The Holy Transfiguration, August 6 (19), is one of the Great Feasts of the Church – but I’ll bet if you asked Americans “What is the Transfiguration?”, ninety nine out of a hundred would say “Eh?” Or maybe some might think it was the latest super-hero movie. This is our second forgotten Feast.

The first is the Epiphany, which gets ignored because it comes after our cultural celebrations of Thanksgiving, Shopping, Santa Claus and Bowl Games, and after all that commotion everybody is just wiped out and poor Epiphany gets lost.

The problem with Transfiguration here in the West is that other Christians don’t emphasize it, so people here rarely hear about it. Also it falls while half everybody is out of town or otherwise mentally “on vacation”. The result, at least at Saint Nicholas, Cedarburg, Wisconsin, is that those who come to Transfiguration Liturgy feel very blessed but usually also pretty lonesome.

Thus we lose much.

Orthodox theologians have made much of the Transfiguration, and with good reason. Our Lord God and Savior Jesus Christ appears, for the first time, seen in his heavenly Glory! A wonderful awe-inspiring event which is the key to who He truly is, and what He calls us to become – and so much more.

Light! Glory!

Thirty years ago as I moved towards Orthodoxy, it wasn’t that I literally saw light, but the only way I could describe what was happening to me was “moving into the light”.

Maybe one reason why the New Testament and Orthodoxy speak so much of light, of Glory, is because of the light in the deserts of the Near East, and the light of the Mediterranean. One morning on an island in the Aegean, Khouria Dianna and I got up early to see the sunrise. The light seemed to jump out of the sea, over the islands suddenly, the rays of the sun almost palpable.

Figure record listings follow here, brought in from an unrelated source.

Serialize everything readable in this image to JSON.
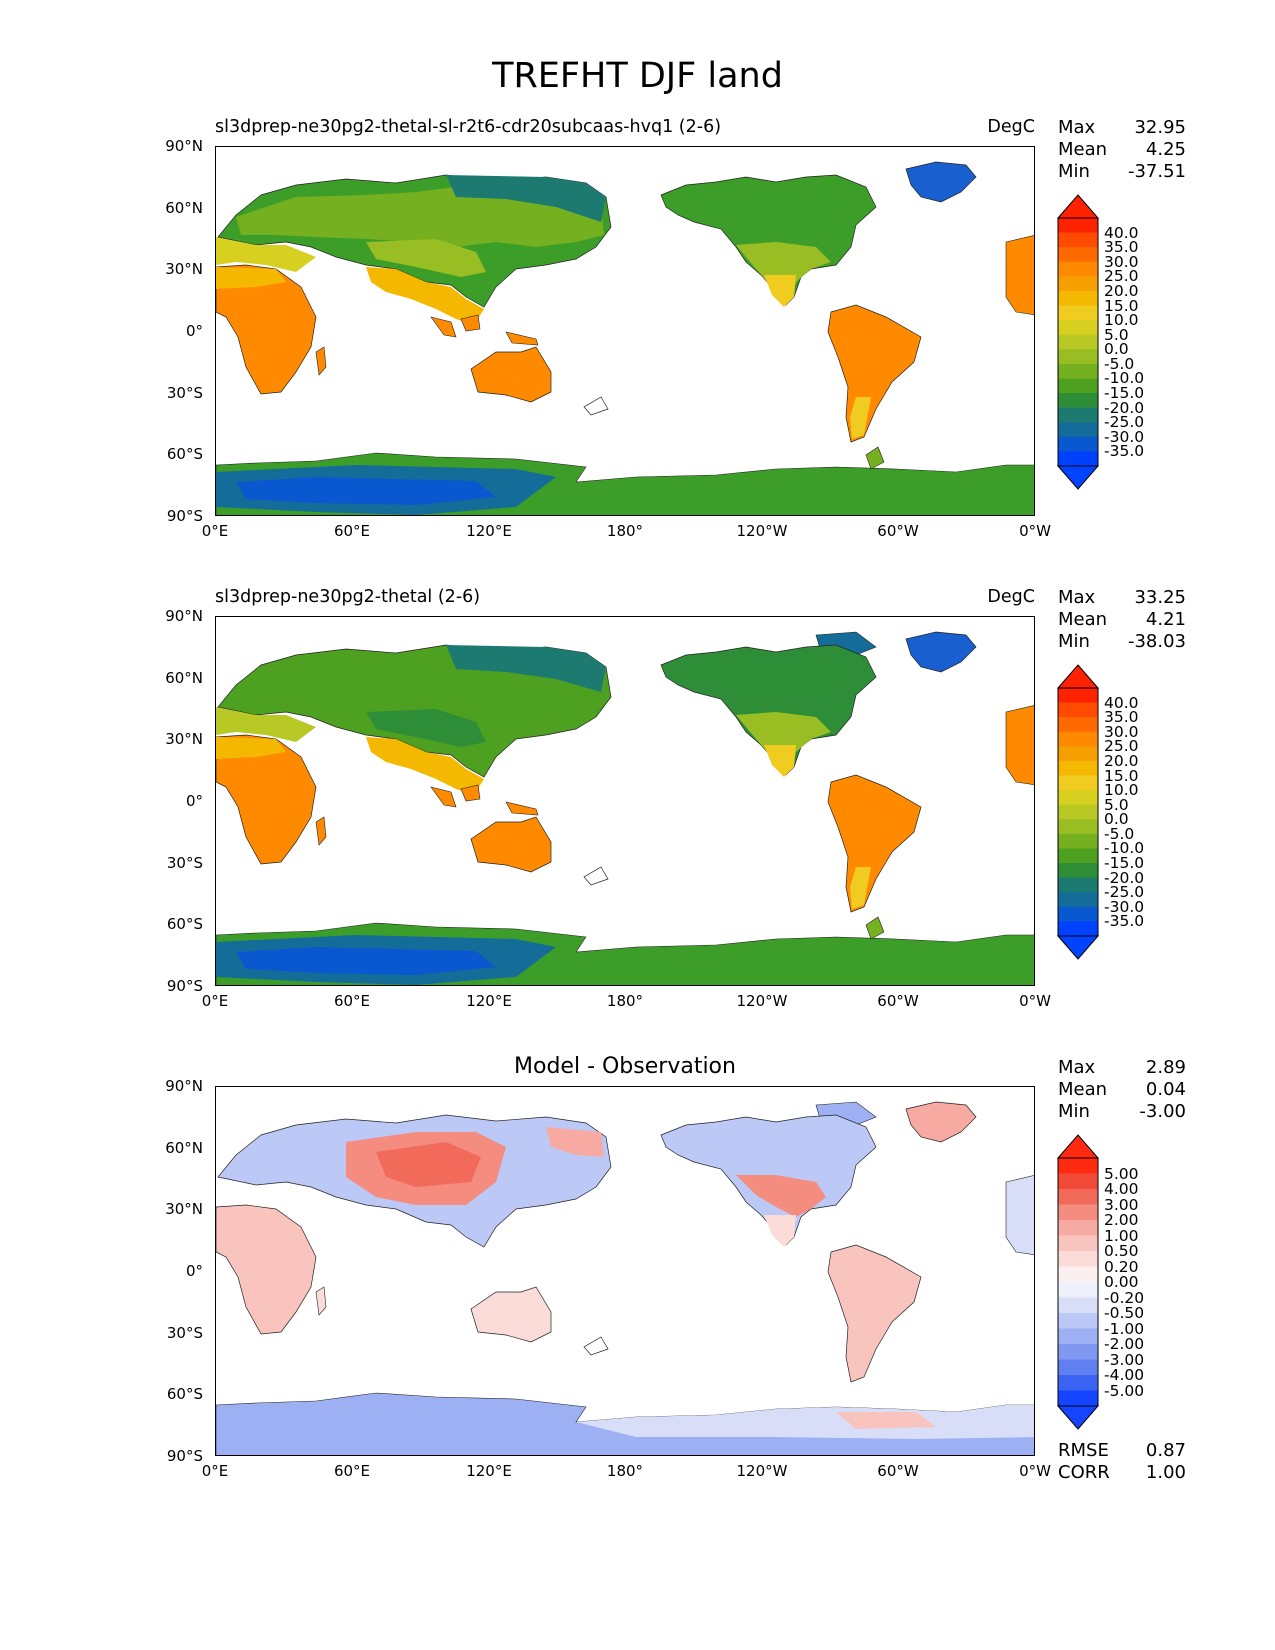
{
  "figure": {
    "title": "TREFHT DJF land",
    "lat_ticks": [
      "90°N",
      "60°N",
      "30°N",
      "0°",
      "30°S",
      "60°S",
      "90°S"
    ],
    "lon_ticks": [
      "0°E",
      "60°E",
      "120°E",
      "180°",
      "120°W",
      "60°W",
      "0°W"
    ]
  },
  "panels": [
    {
      "title": "sl3dprep-ne30pg2-thetal-sl-r2t6-cdr20subcaas-hvq1 (2-6)",
      "units": "DegC",
      "stats": {
        "max_label": "Max",
        "max": "32.95",
        "mean_label": "Mean",
        "mean": "4.25",
        "min_label": "Min",
        "min": "-37.51"
      },
      "colorbar": {
        "labels": [
          "40.0",
          "35.0",
          "30.0",
          "25.0",
          "20.0",
          "15.0",
          "10.0",
          "5.0",
          "0.0",
          "-5.0",
          "-10.0",
          "-15.0",
          "-20.0",
          "-25.0",
          "-30.0",
          "-35.0"
        ],
        "colors": [
          "#ff2200",
          "#ff4a00",
          "#ff6a00",
          "#ff8a00",
          "#f5a000",
          "#f5b800",
          "#f0cc20",
          "#d8d020",
          "#b8c824",
          "#98be24",
          "#74b020",
          "#4ea020",
          "#2e8e38",
          "#1c7a70",
          "#146c98",
          "#0a58d0",
          "#0040ff"
        ],
        "over_color": "#ff2200",
        "under_color": "#0044ff"
      }
    },
    {
      "title": "sl3dprep-ne30pg2-thetal (2-6)",
      "units": "DegC",
      "stats": {
        "max_label": "Max",
        "max": "33.25",
        "mean_label": "Mean",
        "mean": "4.21",
        "min_label": "Min",
        "min": "-38.03"
      },
      "colorbar": {
        "labels": [
          "40.0",
          "35.0",
          "30.0",
          "25.0",
          "20.0",
          "15.0",
          "10.0",
          "5.0",
          "0.0",
          "-5.0",
          "-10.0",
          "-15.0",
          "-20.0",
          "-25.0",
          "-30.0",
          "-35.0"
        ],
        "colors": [
          "#ff2200",
          "#ff4a00",
          "#ff6a00",
          "#ff8a00",
          "#f5a000",
          "#f5b800",
          "#f0cc20",
          "#d8d020",
          "#b8c824",
          "#98be24",
          "#74b020",
          "#4ea020",
          "#2e8e38",
          "#1c7a70",
          "#146c98",
          "#0a58d0",
          "#0040ff"
        ],
        "over_color": "#ff2200",
        "under_color": "#0044ff"
      }
    },
    {
      "title": "Model - Observation",
      "units": "",
      "stats": {
        "max_label": "Max",
        "max": "2.89",
        "mean_label": "Mean",
        "mean": "0.04",
        "min_label": "Min",
        "min": "-3.00"
      },
      "extra_stats": {
        "rmse_label": "RMSE",
        "rmse": "0.87",
        "corr_label": "CORR",
        "corr": "1.00"
      },
      "colorbar": {
        "labels": [
          "5.00",
          "4.00",
          "3.00",
          "2.00",
          "1.00",
          "0.50",
          "0.20",
          "0.00",
          "-0.20",
          "-0.50",
          "-1.00",
          "-2.00",
          "-3.00",
          "-4.00",
          "-5.00"
        ],
        "colors": [
          "#ff2a10",
          "#f24a38",
          "#f26a5a",
          "#f48c80",
          "#f7aaa2",
          "#fac4be",
          "#fcdcd8",
          "#fbf0ef",
          "#eef0fb",
          "#d8def8",
          "#bcc8f6",
          "#9eb0f4",
          "#8098f2",
          "#6080f2",
          "#3c64f4",
          "#1444ff"
        ],
        "over_color": "#ff2a10",
        "under_color": "#1444ff"
      }
    }
  ]
}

I’ve wondered if light actually is the Glory of God. Scientifically, light is undefinable. OK, they says it’s “photons”, but nobody really knows what a photon is. (I guess ultimately only God know what anything really is, but that’s another story.) Photons have characteristics of matter, characteristics of energy. Could light from the Big Bang till now be the Glory of God pouring out into our universe? Do we live in the literal light of God every day without thinking about it? “God is light, and in him there is no darkness at all.” 1 John 1:5

In my mind all these images are tied up together with the Transfiguration. For the chief reason light is a central theme of Orthodoxy is the Glory of Jesus Christ, and the people of God perceiving His Glory, experiencing the Glory, preparing to enter into the Light. In The Life of Moses, Saint Gregory of Nyssa wrote that the purpose of the Christian life is to advance “from glory to glory”. Orthodox churches traditionally face east, toward the rising sun, Christ “the daystar from the east”, as we sing.

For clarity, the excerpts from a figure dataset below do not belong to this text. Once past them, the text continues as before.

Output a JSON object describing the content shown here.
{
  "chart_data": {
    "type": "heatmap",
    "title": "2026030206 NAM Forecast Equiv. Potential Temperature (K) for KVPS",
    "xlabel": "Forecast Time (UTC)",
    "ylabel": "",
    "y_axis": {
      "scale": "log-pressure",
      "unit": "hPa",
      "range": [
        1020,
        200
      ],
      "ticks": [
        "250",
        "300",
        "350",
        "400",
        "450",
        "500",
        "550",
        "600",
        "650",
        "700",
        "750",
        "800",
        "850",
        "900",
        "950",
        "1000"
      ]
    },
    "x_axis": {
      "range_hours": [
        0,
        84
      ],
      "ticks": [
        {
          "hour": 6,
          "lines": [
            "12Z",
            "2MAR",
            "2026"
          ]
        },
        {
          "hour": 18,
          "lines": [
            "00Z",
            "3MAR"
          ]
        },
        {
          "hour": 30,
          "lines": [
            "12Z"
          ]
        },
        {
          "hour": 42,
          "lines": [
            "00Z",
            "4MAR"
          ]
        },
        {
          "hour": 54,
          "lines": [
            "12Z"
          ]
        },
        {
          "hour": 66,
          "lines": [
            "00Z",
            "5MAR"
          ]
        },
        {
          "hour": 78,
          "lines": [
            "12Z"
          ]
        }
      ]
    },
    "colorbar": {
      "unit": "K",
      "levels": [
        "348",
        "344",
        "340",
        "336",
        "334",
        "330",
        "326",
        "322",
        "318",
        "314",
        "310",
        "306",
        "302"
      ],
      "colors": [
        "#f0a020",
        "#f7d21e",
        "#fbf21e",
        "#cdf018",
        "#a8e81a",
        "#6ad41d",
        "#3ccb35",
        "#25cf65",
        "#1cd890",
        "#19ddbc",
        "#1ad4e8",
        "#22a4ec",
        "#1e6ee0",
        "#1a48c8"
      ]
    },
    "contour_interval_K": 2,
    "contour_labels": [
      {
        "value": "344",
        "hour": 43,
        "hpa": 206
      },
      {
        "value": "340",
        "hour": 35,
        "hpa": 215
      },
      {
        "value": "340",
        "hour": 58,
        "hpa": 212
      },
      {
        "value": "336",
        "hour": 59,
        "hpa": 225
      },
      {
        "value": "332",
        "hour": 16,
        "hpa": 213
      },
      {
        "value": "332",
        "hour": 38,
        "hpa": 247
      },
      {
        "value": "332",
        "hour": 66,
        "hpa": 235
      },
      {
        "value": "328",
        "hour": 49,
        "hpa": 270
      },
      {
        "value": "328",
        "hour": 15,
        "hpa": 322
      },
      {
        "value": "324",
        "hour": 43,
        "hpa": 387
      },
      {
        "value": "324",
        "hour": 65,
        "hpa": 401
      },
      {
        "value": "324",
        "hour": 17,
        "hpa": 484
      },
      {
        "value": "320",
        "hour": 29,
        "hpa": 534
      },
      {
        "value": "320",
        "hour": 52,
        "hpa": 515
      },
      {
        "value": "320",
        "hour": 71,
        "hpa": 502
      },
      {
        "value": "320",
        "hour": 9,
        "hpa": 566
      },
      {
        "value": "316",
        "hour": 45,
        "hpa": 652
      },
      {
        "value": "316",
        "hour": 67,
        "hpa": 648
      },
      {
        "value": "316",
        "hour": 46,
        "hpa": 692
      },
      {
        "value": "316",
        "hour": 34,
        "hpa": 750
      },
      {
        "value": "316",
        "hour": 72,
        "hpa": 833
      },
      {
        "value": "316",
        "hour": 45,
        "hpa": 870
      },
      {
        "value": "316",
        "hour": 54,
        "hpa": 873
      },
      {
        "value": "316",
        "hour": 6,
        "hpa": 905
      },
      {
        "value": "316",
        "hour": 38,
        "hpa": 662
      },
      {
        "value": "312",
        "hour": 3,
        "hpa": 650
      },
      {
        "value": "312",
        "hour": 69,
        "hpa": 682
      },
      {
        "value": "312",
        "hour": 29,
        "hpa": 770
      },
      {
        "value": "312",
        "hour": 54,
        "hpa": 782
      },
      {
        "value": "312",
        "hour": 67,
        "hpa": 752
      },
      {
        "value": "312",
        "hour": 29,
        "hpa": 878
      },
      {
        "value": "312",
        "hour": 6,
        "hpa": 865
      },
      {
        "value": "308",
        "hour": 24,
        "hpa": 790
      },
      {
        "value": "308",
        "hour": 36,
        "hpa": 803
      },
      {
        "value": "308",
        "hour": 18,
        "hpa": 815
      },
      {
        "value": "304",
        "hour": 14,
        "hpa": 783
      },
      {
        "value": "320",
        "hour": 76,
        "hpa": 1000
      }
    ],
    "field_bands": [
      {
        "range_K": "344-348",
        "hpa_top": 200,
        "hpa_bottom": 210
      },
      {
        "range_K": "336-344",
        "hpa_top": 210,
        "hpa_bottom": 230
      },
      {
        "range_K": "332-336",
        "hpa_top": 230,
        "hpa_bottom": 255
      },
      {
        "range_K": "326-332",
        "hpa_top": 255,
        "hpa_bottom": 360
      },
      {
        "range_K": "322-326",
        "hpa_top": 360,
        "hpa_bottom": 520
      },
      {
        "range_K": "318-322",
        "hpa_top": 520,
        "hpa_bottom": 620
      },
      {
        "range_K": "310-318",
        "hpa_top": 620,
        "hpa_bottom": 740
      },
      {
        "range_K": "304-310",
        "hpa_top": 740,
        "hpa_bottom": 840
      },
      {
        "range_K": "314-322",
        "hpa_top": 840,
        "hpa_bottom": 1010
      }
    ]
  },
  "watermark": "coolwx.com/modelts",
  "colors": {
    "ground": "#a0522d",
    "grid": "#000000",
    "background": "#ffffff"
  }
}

Now and then people have seen the uncreated * Light of God: Moses on Mount Sinai, his face so bright after he prayed before the Ark of the Covenant, that to protect the peoples’ eyes he had to veil his face. Elijah taken up in the chariot of fire. Radiant angels at the Resurrection. John in his Revelation saw Christ, his face shining like the sun, and then the Theotokos clothed in that same Light.

* Theologians distinguish between the uncreated Light of God and the created light of God. I don’t think I understand this. Can someone explain?

Abba Joseph right in the desert counseled a novice, “If you wish you can be all flame”, and then as he prayed, hands uplifted, fire rose from his fingertips. Saint Seraphim of Sarov walking by night in the forest, his face too brilliant for his disciple Motovilov to look at, the falling snow illumined by it. The Light has been seen by a few who pray the Jesus Prayer.

Eastern saints sometimes radiate light. Western saints tend to have the stigmata, the wounds of Christ, on their bodies. But even in the West… my sixth grade teacher (memory eternal, Mrs. Andrews) told how at her home Baptist church in Alabama, the children used to peek when one of the elders prayed (Protestants are supposed to pray with eyes closed, for some reason), because when he really got into it they could see the light shining around his face.

The source of it all is the light of the Transfiguration.